20-20 vision: Hashimoto Daiki sees the light, all the way to Paris 2024

A year on from Tokyo 2020, the reigning Olympic men's gymnastics all-around champion is determined to defend his title and bring the team gold back to Japan. The process starts at the world championships in Liverpool this autumn.

By Shintaro Kano
Picture by 2021 Getty Images

“I see the path”.

True words of enlightenment from a soon-to-be 21-year-old Olympic champion.

The Olympic champion is Hashimoto Daiki, who one year ago on Thursday (28 July), was crowned the new Olympic men’s all-around champion at Tokyo 2020.

He succeeded then two-time defending champion and the GOAT of men’s gymnastics, Uchimura Kohei, who only competed on the horizontal bar due to the wear and tear on his once superhuman body.

The torch, officially, had been passed on and since, Hashimoto has been using it to light his way down the path to Paris 2024.

“It flew by me”, Hashimoto said of the past year in an exclusive interview with Olympics.com, ahead of Tokyo’s one-year anniversary on 23 July.

“Even after the Tokyo Olympics, there were a slew of competitions. I kept busy and a year was gone before I knew it.

“It was just a very intense year”.

Hashimoto on double gold at Tokyo 2020

Hashimoto also won gold on the high bar (Uchimura failed the reach the final) and helped Japan to silver in the team event.

He says to this day, he still watches his performances from last summer when he was in “a zone” like he had never been in before.

The show he put on in Tokyo has become the gold standard to him, one that was so well executed that it even caught Hashimoto himself off guard.

“I now know how locked in I was at the time”, the Chiba Prefecture native said at the state-of-the-art gymnasium of his school, Juntendo University.

“I watch it, quite a lot actually. At Tokyo, my body moved really well. I had full control of my body and when that happens, it naturally leads to good results.

“I don’t think I made a single mistake at the Olympics and that’s something I’d never done at any competition.

“I’m still surprised with the performance I had at the Games”.

Hashimoto said being able to turn confidence into conviction has set himself up well for Paris, mentally.

“My goal was to win an Olympic gold medal. I knew I could do it - and I did it”, he said.

“I felt my own strength, my own powers which made me No. 1 in the world.

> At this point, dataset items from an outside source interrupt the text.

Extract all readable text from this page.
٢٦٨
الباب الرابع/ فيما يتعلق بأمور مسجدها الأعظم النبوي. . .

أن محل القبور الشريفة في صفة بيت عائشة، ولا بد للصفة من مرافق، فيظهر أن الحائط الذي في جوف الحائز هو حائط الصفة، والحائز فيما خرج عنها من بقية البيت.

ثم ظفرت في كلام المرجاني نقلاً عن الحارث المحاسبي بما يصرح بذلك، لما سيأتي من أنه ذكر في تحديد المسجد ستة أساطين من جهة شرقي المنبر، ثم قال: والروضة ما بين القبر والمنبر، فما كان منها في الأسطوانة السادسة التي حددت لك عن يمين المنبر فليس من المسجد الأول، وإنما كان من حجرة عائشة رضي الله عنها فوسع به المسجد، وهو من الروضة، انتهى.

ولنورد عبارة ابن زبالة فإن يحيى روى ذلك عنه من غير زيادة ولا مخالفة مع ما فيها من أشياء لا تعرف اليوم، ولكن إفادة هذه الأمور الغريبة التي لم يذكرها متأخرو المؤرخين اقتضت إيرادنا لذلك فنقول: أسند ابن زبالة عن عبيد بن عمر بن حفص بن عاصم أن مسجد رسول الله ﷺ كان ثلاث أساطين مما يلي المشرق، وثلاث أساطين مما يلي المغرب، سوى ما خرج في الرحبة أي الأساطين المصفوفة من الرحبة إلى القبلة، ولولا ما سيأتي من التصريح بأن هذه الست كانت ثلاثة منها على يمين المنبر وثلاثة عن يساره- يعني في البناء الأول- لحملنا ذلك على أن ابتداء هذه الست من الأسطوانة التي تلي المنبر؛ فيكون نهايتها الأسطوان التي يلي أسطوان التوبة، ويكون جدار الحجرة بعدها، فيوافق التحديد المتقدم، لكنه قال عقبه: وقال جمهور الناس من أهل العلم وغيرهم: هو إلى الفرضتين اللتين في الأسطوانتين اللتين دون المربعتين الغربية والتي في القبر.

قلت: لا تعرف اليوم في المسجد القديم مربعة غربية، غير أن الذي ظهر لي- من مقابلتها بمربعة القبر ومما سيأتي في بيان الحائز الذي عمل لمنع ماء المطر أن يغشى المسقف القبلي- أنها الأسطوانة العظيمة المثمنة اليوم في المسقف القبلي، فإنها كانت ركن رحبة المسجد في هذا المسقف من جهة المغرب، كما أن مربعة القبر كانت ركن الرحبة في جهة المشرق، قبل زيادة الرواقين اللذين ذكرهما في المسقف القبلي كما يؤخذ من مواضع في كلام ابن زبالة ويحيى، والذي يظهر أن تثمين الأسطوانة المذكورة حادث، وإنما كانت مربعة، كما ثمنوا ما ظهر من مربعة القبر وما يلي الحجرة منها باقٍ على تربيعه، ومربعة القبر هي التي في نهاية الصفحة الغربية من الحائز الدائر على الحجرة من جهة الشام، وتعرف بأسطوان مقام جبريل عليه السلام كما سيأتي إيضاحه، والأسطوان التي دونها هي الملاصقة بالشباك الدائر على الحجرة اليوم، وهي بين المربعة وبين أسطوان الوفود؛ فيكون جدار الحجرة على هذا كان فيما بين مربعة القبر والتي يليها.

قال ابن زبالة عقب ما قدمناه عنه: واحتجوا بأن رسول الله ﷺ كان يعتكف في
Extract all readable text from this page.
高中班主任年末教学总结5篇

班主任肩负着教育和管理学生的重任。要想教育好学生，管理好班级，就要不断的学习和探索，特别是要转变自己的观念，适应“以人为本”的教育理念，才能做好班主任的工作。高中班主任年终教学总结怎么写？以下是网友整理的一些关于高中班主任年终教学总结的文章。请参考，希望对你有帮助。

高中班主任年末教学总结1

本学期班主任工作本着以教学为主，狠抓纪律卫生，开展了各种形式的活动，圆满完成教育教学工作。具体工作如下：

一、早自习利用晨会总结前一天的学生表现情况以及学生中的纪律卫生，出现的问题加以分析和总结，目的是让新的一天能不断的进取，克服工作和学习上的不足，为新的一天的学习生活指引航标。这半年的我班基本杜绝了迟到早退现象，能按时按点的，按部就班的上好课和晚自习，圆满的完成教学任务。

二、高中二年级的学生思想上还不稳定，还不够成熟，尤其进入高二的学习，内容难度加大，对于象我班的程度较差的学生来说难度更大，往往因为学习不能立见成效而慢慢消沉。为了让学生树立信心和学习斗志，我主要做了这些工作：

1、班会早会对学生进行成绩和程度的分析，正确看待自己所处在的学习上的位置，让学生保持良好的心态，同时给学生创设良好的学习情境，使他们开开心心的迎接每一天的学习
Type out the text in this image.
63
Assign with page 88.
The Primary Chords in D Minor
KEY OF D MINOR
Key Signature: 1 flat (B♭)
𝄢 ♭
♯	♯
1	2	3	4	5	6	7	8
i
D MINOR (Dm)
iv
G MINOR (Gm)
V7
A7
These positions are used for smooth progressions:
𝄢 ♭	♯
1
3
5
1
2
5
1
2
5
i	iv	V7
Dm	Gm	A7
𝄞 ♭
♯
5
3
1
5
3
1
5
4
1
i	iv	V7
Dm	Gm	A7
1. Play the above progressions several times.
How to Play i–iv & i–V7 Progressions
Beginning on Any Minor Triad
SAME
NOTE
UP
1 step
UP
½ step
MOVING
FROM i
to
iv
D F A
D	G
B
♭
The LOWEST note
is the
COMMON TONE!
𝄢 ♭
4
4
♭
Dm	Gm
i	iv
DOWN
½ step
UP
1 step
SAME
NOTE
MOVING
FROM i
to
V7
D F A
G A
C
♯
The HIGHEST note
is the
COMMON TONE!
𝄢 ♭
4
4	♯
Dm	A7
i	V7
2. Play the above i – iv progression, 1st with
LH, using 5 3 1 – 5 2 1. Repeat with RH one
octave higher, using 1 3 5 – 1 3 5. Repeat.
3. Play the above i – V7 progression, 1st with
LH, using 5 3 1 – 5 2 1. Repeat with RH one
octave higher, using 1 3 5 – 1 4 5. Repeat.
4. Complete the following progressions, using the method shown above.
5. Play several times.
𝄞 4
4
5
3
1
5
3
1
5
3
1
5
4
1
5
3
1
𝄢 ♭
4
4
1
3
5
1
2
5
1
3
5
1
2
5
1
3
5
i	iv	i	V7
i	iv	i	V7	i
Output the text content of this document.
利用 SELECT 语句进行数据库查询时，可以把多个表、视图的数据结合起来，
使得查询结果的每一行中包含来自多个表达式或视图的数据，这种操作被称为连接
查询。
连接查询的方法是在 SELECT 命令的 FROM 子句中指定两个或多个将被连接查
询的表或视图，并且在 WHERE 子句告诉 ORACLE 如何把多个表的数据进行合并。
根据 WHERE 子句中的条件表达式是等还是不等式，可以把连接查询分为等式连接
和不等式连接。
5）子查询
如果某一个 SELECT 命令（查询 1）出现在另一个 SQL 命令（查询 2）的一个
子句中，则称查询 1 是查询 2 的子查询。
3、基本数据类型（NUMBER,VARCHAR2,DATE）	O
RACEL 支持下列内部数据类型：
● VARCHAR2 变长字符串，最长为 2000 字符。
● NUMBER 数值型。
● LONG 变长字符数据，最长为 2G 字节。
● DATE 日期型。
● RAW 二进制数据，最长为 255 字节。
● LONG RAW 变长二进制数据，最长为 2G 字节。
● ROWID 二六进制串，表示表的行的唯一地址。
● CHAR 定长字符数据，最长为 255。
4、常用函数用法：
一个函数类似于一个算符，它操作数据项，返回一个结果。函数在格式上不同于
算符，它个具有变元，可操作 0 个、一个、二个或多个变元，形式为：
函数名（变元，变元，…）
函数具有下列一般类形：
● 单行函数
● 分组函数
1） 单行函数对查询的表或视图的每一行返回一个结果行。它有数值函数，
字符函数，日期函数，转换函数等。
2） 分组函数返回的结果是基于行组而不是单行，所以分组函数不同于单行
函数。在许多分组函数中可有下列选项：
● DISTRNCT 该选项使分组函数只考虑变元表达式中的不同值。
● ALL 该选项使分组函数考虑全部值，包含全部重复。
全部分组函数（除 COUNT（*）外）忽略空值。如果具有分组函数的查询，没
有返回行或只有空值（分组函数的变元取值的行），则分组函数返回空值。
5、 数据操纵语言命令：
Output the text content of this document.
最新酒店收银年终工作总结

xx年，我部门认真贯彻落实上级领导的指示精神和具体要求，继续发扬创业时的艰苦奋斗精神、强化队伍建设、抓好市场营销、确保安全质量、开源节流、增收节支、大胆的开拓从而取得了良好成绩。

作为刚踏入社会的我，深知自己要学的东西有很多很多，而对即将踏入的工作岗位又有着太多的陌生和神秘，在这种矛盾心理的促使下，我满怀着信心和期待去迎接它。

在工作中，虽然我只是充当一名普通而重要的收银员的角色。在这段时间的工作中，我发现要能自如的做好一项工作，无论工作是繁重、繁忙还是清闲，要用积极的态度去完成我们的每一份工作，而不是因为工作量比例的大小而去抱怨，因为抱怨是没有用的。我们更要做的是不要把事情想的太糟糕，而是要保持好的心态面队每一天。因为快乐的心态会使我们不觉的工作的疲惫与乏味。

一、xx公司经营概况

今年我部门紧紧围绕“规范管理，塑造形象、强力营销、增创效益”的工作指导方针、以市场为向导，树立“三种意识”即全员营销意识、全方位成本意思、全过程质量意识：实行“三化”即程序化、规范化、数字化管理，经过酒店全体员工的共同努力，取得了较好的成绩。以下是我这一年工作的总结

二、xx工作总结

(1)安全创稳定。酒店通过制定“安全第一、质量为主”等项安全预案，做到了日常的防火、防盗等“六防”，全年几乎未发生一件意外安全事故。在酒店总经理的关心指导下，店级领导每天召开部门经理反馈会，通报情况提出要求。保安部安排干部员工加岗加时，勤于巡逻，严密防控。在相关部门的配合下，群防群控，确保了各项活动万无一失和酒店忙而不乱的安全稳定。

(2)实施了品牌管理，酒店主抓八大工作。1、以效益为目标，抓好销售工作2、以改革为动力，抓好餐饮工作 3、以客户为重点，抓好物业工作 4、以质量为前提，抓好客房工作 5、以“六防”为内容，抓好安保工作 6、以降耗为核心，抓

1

“It gave me the confidence to fight with my whole career ahead of me.

“I learned that if I perform to potential, the results will take care of themselves.

“Also just because I won gold I can’t get complacent. I have to keep working to get better. That’s what I figured out”.

Heir apparent

Hashimoto puts a lot of thought into his words, which he doesn’t mince and are usually straight as an arrow.

He has a direct way of getting his point across, similar to the way Uchimura used to when he did media.

Hashimoto was 19 during his first Games, where he became the youngest-ever Olympic male all-around champion. His gold on the high bar was Japan’s first in 37 years.

The following October at the world championships in Kitakyushu, Japan - a month before, he competed at the national collegiate championships - Hashimoto was runner-up in both the all-around and the horizontal bar, a perfectly respectable result all things considered.

The individual accolades are starting to pile up and should continue to do so for Hashimoto over the years. But ask him what his upcoming goals are and he doesn’t hesitate.

Winning the team event - one of the most popular Olympic events across all sports in Japan - is hugely important to Hashimoto.

There is a maturity and selflessness about Hashimoto that are beyond his years.

“At the world championships in Liverpool this year, we have the team event.

“I want us to win the team gold and ride that to the all-around gold.

“We’ve missed out on the team gold the last few years. We need to come together and perform well as a team. That is the goal”.

Hashimoto wants to lead Japan to a gold in the team event at Paris 2024.
Picture by 2021 Getty Images

I can see clearly now

Hashimoto will forever be grateful that Tokyo 2020 took place. He knows it took a lot of sacrifice, from a lot of people who didn’t gain a thing, for the Games to happen. All the frontline workers, the volunteers, the backroom staff. He realises they made Tokyo 2020 a possibility.

Yet not much has changed with Hashimoto in the last year, despite the medals and newfound attention. None of it has gone to his head.

He hasn’t gone on a splurge as someone his age might. When Hashimoto turned 20 last year on 7 August, he bought himself a nice, new wallet but that’s about it.

The legacy of Tokyo 2020 for Hashimoto is indescribable because it’s intangible and ever-lasting.

He is enlightened, which allows him to see the path. And because of it, he can visualise himself in Paris two years from now - on top of the podium, of course.

“I see myself winning the team gold, the all-around gold", Hashimoto said.

“My biggest goal is to outdo my performance from Tokyo. If I can do that, I’m convinced I can win both the team and the all-around in Paris.

“Of course results, hitting targets are important. But the focus is to perform to the best of my ability

“Then I will have shown a better version of me”.